Chaque année, 500 enfants et adolescents décèdent d’un cancer en France. C’est leur première cause de décès par maladie. Les « progrès » régulièrement évoqués (le taux de guérison sur 10 ans – qui signifie qu’un enfant atteint d’un cancer est encore vivant 10 ans après son diagnostic – est passé de 30% en 1970 à plus de 70%) cachent une réalité peu connue : seuls les enfants pouvant être soignés avec des traitements initialement destinés aux adultes sont mieux guéris.

Pour les enfants les moins « chanceux », les traitements proposés sont souvent « palliatifs », en d’autres termes un accompagnement de fin de vie. Pourtant, les moyens alloués à la recherche – notamment par les firmes pharmaceutiques – sur ces cancers pédiatriques sont dérisoires.

Que faire alors ? Interpellé sur le sujet par l’association Eva pour la vie (créée en hommage à Eva, une petite fille balayée en 7 mois par une tumeur cérébrale, alors qu’elle n’avait même pas 8 ans), le député UDI Jean-Christophe Lagarde s’est emparé du sujet, l’estimant à juste titre prioritaire.

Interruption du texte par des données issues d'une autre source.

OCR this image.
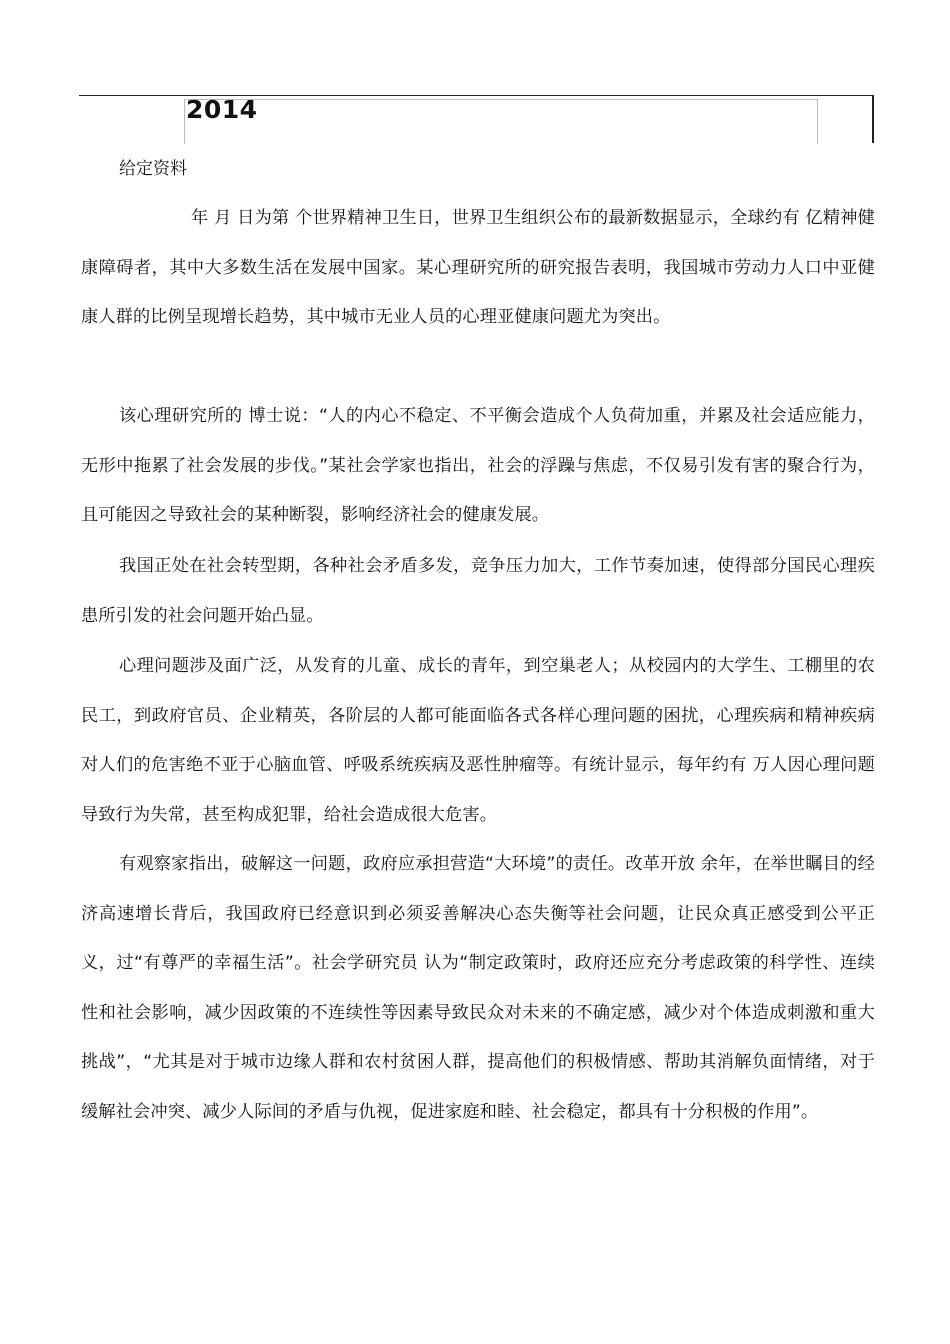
2014
给定资料

年 月 日为第 个世界精神卫生日，世界卫生组织公布的最新数据显示，全球约有 亿精神健康障碍者，其中大多数生活在发展中国家。某心理研究所的研究报告表明，我国城市劳动力人口中亚健康人群的比例呈现增长趋势，其中城市无业人员的心理亚健康问题尤为突出。

该心理研究所的 博士说：“人的内心不稳定、不平衡会造成个人负荷加重，并累及社会适应能力，无形中拖累了社会发展的步伐。”某社会学家也指出，社会的浮躁与焦虑，不仅易引发有害的聚合行为，且可能因之导致社会的某种断裂，影响经济社会的健康发展。

我国正处在社会转型期，各种社会矛盾多发，竞争压力加大，工作节奏加速，使得部分国民心理疾患所引发的社会问题开始凸显。

心理问题涉及面广泛，从发育的儿童、成长的青年，到空巢老人；从校园内的大学生、工棚里的农民工，到政府官员、企业精英，各阶层的人都可能面临各式各样心理问题的困扰，心理疾病和精神疾病对人们的危害绝不亚于心脑血管、呼吸系统疾病及恶性肿瘤等。有统计显示，每年约有 万人因心理问题导致行为失常，甚至构成犯罪，给社会造成很大危害。

有观察家指出，破解这一问题，政府应承担营造“大环境”的责任。改革开放 余年，在举世瞩目的经济高速增长背后，我国政府已经意识到必须妥善解决心态失衡等社会问题，让民众真正感受到公平正义，过“有尊严的幸福生活”。社会学研究员 认为“制定政策时，政府还应充分考虑政策的科学性、连续性和社会影响，减少因政策的不连续性等因素导致民众对未来的不确定感，减少对个体造成刺激和重大挑战”，“尤其是对于城市边缘人群和农村贫困人群，提高他们的积极情感、帮助其消解负面情绪，对于缓解社会冲突、减少人际间的矛盾与仇视，促进家庭和睦、社会稳定，都具有十分积极的作用”。
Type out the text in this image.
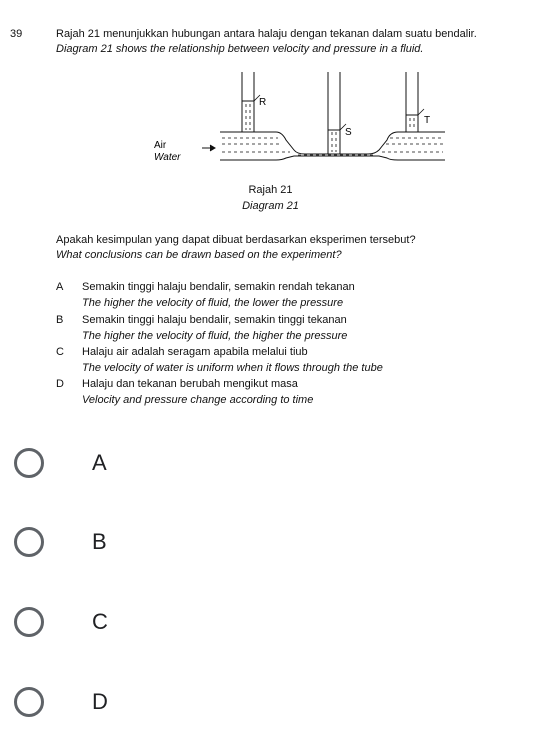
39	Rajah 21 menunjukkan hubungan antara halaju dengan tekanan dalam suatu bendalir.
Diagram 21 shows the relationship between velocity and pressure in a fluid.
R
S
T
Air
Water
Rajah 21
Diagram 21
Apakah kesimpulan yang dapat dibuat berdasarkan eksperimen tersebut?
What conclusions can be drawn based on the experiment?
A Semakin tinggi halaju bendalir, semakin rendah tekanan
The higher the velocity of fluid, the lower the pressure
B Semakin tinggi halaju bendalir, semakin tinggi tekanan
The higher the velocity of fluid, the higher the pressure
C Halaju air adalah seragam apabila melalui tiub
The velocity of water is uniform when it flows through the tube
D Halaju dan tekanan berubah mengikut masa
Velocity and pressure change according to time
A
B
C
D
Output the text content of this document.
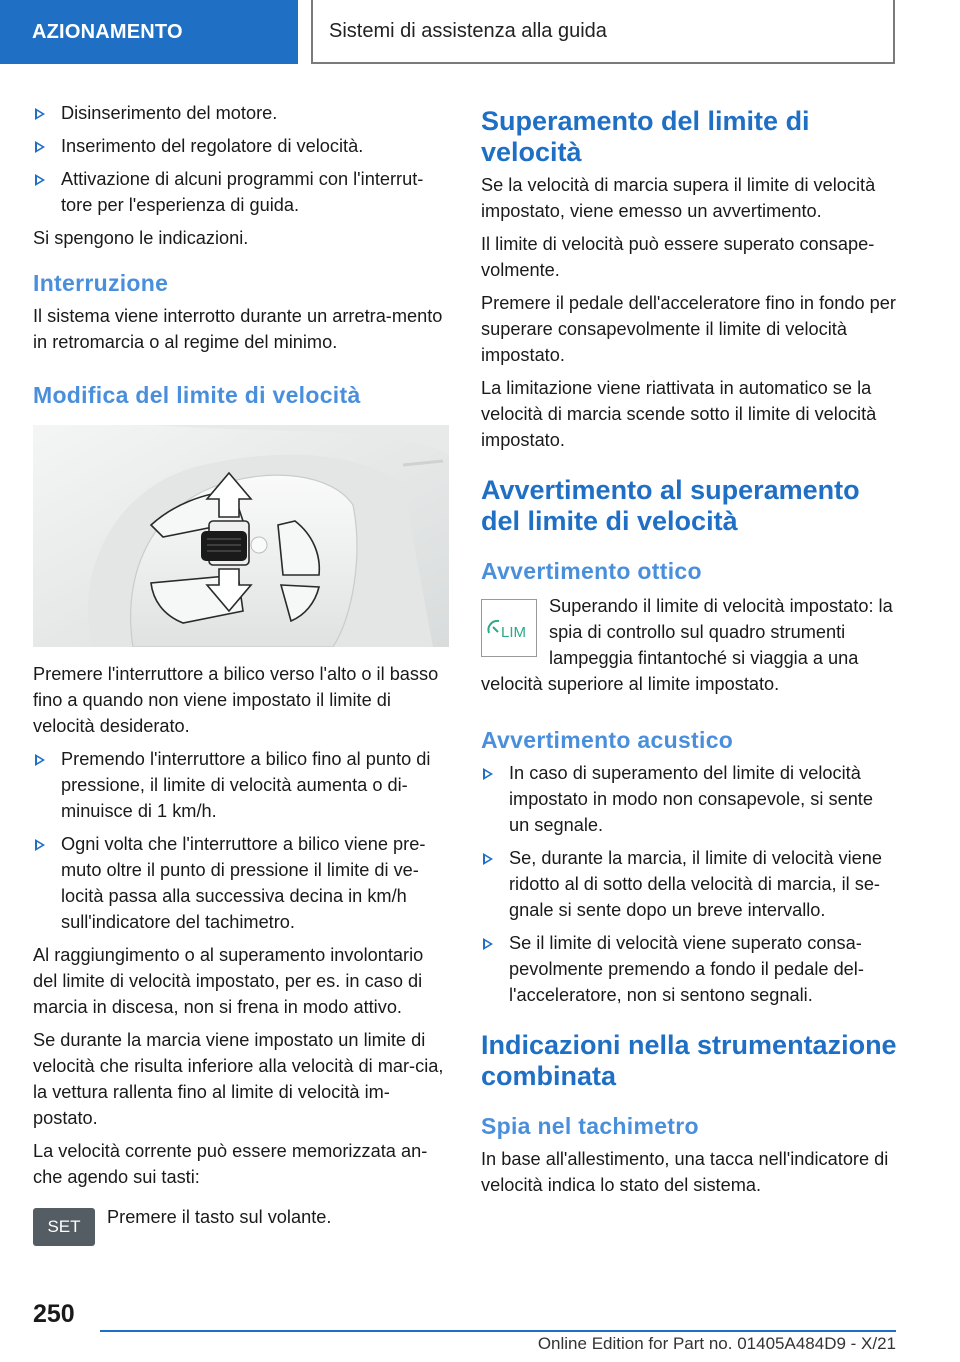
AZIONAMENTO	Sistemi di assistenza alla guida
Disinserimento del motore.
Inserimento del regolatore di velocità.
Attivazione di alcuni programmi con l'interrut-tore per l'esperienza di guida.

Si spengono le indicazioni.

Interruzione

Il sistema viene interrotto durante un arretra-mento in retromarcia o al regime del minimo.

Modifica del limite di velocità

Premere l'interruttore a bilico verso l'alto o il basso fino a quando non viene impostato il limite di velocità desiderato.

Premendo l'interruttore a bilico fino al punto di pressione, il limite di velocità aumenta o di-minuisce di 1 km/h.
Ogni volta che l'interruttore a bilico viene pre-muto oltre il punto di pressione il limite di ve-locità passa alla successiva decina in km/h sull'indicatore del tachimetro.

Al raggiungimento o al superamento involontario del limite di velocità impostato, per es. in caso di marcia in discesa, non si frena in modo attivo.

Se durante la marcia viene impostato un limite di velocità che risulta inferiore alla velocità di mar-cia, la vettura rallenta fino al limite di velocità im-postato.

La velocità corrente può essere memorizzata an-che agendo sui tasti:

SET	Premere il tasto sul volante.

Superamento del limite di velocità

Se la velocità di marcia supera il limite di velocità impostato, viene emesso un avvertimento.

Il limite di velocità può essere superato consape-volmente.

Premere il pedale dell'acceleratore fino in fondo per superare consapevolmente il limite di velocità impostato.

La limitazione viene riattivata in automatico se la velocità di marcia scende sotto il limite di velocità impostato.

Avvertimento al superamento del limite di velocità
Avvertimento ottico
LIM

Superando il limite di velocità impostato: la spia di controllo sul quadro strumenti lampeggia fintantoché si viaggia a una velocità superiore al limite impostato.

Avvertimento acustico
In caso di superamento del limite di velocità impostato in modo non consapevole, si sente un segnale.
Se, durante la marcia, il limite di velocità viene ridotto al di sotto della velocità di marcia, il se-gnale si sente dopo un breve intervallo.
Se il limite di velocità viene superato consa-pevolmente premendo a fondo il pedale del-l'acceleratore, non si sentono segnali.
Indicazioni nella strumentazione combinata
Spia nel tachimetro

In base all'allestimento, una tacca nell'indicatore di velocità indica lo stato del sistema.

250
Online Edition for Part no. 01405A484D9 - X/21
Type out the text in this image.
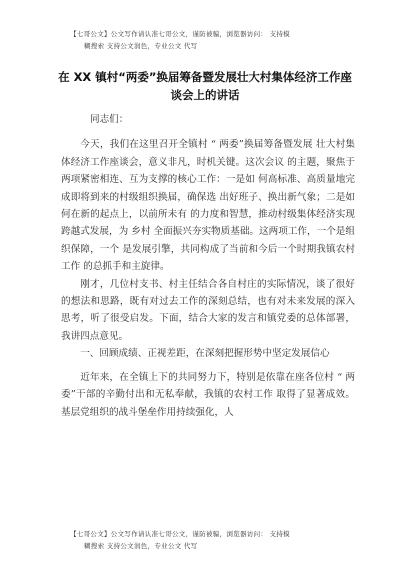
【七哥公文】公文写作请认准七哥公文，谨防被骗，浏览器访问： 支持模
糊搜索 支持公文润色，专业公文 代写
在 XX 镇村“两委”换届筹备暨发展壮大村集体经济工作座
谈会上的讲话

同志们：

今天，我们在这里召开全镇村 “ 两委”换届筹备暨发展 壮大村集体经济工作座谈会，意义非凡，时机关键。这次会议 的主题，聚焦于两项紧密相连、互为支撑的核心工作：一是如 何高标准、高质量地完成即将到来的村级组织换届，确保选 出好班子、换出新气象；二是如何在新的起点上，以前所未有 的力度和智慧，推动村级集体经济实现跨越式发展，为 乡村 全面振兴夯实物质基础。这两项工作，一个是组织保障，一个 是发展引擎，共同构成了当前和今后一个时期我镇农村工作 的总抓手和主旋律。

刚才，几位村支书、村主任结合各自村庄的实际情况，谈了很好的想法和思路，既有对过去工作的深刻总结，也有对未来发展的深入思考，听了很受启发。下面，结合大家的发言和镇党委的总体部署，我讲四点意见。

一、回顾成绩、正视差距，在深刻把握形势中坚定发展信心

近年来，在全镇上下的共同努力下，特别是依靠在座各位村 “ 两委”干部的辛勤付出和无私奉献，我镇的农村工作 取得了显著成效。基层党组织的战斗堡垒作用持续强化，人

【七哥公文】公文写作请认准七哥公文，谨防被骗，浏览器访问： 支持模
糊搜索 支持公文润色，专业公文 代写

Il a ainsi déposé, en juin dernier, une proposition de loi dédiée au financement de la recherche sur les cancers pédiatriques : http://www.assemblee-nationale.fr/14/propositions/pion1187.asp

Une centaine de députés l’ont cosignée mais aucun socialiste, pour des raisons plus qu’insupportables …

Les enfants, grands oubliés de la recherche

On compte plus de 60 types de cancers pédiatriques existants. Si certains peuvent être soignés avec des « traitements pour adultes » efficaces (exemple : les ¾ des leucémies), nombre d’entre eux ne « répondent » pas à ces traitements et nécessitent des voies thérapeutiques spécifiques, voire individualisées : c’est notamment le cas des tumeurs cérébrales (second type de cancer chez l’enfant, après les leucémies).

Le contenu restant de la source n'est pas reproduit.